Dans le delta du Mississippi, au milieu des champs de coton, rien n’a changé depuis un siècle.
Planqué dans un bâtiment défoncé de l’autre côté de la voie ferrée, le Red’s fait partie de ces authentiques juke-joints qui jalonnent les routes du Mississippi. Toute l’année, il attire une population locale quasi monochrome. Dans la petite salle à peine éclairée, vissé sur un tabouret, Mark “Mule Man” Massey, imposant gaillard d’une trentaine d’années, malmène une Stratocaster dont il tire une musique aride, un désert harmonique qui rougeoie dans la pénombre. L’air est brûlant, le son crade. Le propriétaire des lieux, Red, bourru et peu loquace, surveille l’entrée et sert des bières fraîches, tirant du frigo des montagnes de ribs qu’il déverse sur le trottoir où grésillent d’immenses barbecues.

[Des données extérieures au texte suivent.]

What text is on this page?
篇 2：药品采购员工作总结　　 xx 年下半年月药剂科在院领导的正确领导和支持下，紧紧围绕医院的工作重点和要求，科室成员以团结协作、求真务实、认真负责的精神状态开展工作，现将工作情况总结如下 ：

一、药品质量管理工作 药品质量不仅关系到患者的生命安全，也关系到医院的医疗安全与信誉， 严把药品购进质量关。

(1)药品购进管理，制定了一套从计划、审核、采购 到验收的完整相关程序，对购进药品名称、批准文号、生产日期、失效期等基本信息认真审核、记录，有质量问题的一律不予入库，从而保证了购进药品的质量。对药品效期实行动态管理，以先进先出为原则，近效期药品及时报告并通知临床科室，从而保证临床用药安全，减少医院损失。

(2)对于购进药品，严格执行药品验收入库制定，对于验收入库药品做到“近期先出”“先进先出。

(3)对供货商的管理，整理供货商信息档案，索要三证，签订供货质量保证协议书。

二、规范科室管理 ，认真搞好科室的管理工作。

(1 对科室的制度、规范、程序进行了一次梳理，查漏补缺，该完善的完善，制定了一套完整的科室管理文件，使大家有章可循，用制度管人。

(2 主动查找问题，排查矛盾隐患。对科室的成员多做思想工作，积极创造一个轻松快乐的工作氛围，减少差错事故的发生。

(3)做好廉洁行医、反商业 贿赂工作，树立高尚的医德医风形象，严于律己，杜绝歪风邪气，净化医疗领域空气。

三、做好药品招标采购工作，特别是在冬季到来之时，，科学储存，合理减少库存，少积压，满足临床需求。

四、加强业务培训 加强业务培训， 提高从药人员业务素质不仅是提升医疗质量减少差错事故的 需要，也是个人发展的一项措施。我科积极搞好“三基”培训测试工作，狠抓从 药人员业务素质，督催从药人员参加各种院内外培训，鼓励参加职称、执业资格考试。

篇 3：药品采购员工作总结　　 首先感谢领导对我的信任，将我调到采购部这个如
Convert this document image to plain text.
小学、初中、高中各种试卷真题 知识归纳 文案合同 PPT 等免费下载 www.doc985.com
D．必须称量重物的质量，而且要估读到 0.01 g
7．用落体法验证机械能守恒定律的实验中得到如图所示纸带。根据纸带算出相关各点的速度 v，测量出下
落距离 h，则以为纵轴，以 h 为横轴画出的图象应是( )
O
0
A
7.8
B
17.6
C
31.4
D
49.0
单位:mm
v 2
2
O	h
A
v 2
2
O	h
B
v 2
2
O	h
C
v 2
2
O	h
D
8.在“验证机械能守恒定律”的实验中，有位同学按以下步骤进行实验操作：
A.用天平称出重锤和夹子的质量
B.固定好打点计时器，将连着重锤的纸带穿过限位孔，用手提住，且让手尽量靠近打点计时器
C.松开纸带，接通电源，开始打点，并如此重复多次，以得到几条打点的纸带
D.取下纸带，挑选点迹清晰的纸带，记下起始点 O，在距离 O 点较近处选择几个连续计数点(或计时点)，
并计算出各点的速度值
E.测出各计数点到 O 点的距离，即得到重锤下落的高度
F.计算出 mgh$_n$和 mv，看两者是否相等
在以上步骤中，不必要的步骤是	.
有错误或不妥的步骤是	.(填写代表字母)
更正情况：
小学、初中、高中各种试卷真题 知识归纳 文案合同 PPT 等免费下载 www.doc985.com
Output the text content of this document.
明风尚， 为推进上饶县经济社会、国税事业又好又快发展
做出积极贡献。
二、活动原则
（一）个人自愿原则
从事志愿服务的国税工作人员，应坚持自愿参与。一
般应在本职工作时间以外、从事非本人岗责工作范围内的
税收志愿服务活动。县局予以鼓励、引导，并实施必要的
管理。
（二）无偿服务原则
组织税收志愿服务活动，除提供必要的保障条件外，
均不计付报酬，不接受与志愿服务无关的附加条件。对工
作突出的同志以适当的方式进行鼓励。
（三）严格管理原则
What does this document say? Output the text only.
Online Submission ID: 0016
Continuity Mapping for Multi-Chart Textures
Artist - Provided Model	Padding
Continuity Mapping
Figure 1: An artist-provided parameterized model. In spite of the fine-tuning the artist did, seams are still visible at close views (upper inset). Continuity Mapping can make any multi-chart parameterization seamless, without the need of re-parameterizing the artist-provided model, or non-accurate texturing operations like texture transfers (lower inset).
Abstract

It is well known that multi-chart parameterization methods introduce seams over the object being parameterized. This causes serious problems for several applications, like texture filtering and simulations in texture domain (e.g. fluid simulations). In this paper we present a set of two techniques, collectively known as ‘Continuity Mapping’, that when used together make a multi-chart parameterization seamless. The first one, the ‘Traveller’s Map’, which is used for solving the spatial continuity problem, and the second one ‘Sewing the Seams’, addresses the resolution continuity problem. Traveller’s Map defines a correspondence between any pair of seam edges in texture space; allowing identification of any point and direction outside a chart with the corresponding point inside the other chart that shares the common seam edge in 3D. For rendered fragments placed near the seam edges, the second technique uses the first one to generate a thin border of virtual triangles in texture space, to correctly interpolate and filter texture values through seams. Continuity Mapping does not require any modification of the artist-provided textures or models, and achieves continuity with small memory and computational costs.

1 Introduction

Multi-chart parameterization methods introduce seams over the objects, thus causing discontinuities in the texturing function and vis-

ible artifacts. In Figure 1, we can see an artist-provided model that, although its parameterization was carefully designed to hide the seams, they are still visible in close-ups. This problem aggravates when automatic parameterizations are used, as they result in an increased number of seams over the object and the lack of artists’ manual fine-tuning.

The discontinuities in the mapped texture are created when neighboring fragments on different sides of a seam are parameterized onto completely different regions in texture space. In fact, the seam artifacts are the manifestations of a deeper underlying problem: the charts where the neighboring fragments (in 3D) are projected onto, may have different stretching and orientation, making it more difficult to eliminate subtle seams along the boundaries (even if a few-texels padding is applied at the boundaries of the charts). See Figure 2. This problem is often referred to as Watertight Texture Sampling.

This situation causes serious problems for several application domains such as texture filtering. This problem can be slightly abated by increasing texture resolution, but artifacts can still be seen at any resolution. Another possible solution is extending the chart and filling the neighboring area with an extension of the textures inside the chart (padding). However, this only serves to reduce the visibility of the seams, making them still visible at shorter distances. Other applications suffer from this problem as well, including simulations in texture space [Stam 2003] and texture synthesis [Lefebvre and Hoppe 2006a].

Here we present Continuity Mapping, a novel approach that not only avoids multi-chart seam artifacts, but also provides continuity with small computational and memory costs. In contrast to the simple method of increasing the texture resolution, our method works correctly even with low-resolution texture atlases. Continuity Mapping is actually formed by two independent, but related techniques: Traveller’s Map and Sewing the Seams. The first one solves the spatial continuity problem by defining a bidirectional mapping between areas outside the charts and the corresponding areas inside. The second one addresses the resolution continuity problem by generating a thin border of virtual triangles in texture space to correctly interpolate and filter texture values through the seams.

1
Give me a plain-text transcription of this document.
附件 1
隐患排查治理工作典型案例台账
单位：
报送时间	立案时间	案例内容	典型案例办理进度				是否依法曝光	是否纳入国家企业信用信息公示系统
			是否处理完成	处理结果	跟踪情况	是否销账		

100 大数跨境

Sur la scène, Mule Man parle de sa petite ferme de Senatobia, de la nuit sur le Mississippi, et évoque son passage au pénitencier de Parchman : “On n’apprend pas le blues, on le vit. Je suis un bluesman à cause de la vie… A cause des conditions de détention déplorables à Parchman, aussi… C’est comme ça, down home Mississippi.” L’évocation de Parchman par un jeune homme est encore un indice dans ce Mississippi moderne.
Dans la mythologie du blues, cette prison construite en 1901 qui enferme encore près de 5 000 détenus est connue pour avoir abrité les héros Son House ou Bukka White. Mais là, dans ce club, l’évocation de Parchman ne témoigne plus des guitares romantiques d’avant-guerre, plutôt d’une insistante répétition de l’histoire, de la proximité malheureuse de la misère sociale, de la délinquance et du blues dans le Grand Sud.
Durant ces dernières décennies, T-Model Ford, Junior Kimbrough et tant d’autres ont hurlé entre les barreaux l’amère mélodie du Mississippi blues. Sur la route qui conduit à Greenville, le soleil frappe à nouveau à la verticale. Dans le calme désertique, le toit tordu d’un cabanon de guingois se découpe sur le ciel bleu. Ruinée par les ans, cette cahute en bois déglinguée abrite le Po’Monkey’s, un des plus vieux juke-joints du coin. Ce club approximatif fréquenté par les locaux fait danser son monde chaque jeudi jusqu’au petit matin. Les parrains des campagnes alentours, T-Model Ford, Duck Holmes ou Big T Williams, y déglinguent leurs guitares dans une joyeuse foire bluesy où se mêlent la musique et la bière.